Google efforts to fight online piracy include building an advertising blocker into the Chrome browser that filters ads from web pages that don't comply with industry quality standards, and recent launch of its Copyright Match Tool for finding near-identical re-uploads of creator videos on YouTube, the company said Wednesday. It said it has launched multiple initiatives to provide legitimate alternatives as part of search results. The five principles in its anti-piracy efforts are creating "convenient, legitimate" piracy alternatives; "rooting out and ejecting" pirate sites from its advertising and payment services; using scalable copyright removal processes; guarding against false infringement allegations; and providing transparency. It said search isn't a major driver of traffic to pirate sites, and search can't eradicate pirate sites, while whole-site removals "are ineffective and over-censor content." The company reported YouTube paid $3 billion to rights holders for video content, and October 2017-September 2018 it paid $1.8 billion in advertising revenue for the music industry. It removed 3 billion URLs from search for infringing copyright.

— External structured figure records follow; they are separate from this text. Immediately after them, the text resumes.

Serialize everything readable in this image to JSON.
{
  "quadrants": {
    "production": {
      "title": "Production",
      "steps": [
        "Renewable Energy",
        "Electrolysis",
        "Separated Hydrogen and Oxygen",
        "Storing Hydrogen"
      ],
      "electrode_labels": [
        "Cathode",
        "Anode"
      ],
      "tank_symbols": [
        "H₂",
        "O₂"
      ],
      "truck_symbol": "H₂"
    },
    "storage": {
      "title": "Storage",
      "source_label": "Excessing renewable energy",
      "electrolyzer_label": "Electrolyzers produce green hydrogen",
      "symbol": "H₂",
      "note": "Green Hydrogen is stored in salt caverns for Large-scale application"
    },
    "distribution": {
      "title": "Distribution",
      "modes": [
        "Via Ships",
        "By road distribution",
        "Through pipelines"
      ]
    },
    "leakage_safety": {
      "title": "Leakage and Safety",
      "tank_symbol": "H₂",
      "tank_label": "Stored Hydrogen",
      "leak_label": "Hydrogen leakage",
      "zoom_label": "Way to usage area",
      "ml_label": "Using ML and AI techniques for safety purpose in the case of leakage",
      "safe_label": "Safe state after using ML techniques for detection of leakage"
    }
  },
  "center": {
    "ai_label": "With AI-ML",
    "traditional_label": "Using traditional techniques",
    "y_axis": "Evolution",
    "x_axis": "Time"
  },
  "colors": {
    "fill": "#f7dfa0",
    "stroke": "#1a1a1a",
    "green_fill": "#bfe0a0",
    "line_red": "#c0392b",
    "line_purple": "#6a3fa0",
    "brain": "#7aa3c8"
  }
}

The portion of U.S. households subscribing to some form of pay TV is sliding, Leichtman Research Group said Wednesday. Seventy-eight percent subscribe, down from 86 percent in 2013, 87 percent in 2008 and 81 percent in 2004. A big part of the decline is driven by younger people, with 70 percent of adults age 18-44 subscribing now, compared with 83 percent in 2013, LRG said. Among people ages 45 and up, 84 percent subscribe today vs. 88 percent in 2013. It said penetration of pay TV among renters, singles and movers has declined at a faster pace in recent years, expanding the demographic divides in the area. The mean reported monthly spending on subscription video among subscribers is about $107, up about 1 percent from a year ago. The data comes from a phone survey of 1,152 households.
Final briefs by DOJ and AT&T with the U.S. Court of Appeals for the D.C. Circuit are the same as previously filed, adding only page numbers (see 1810190006).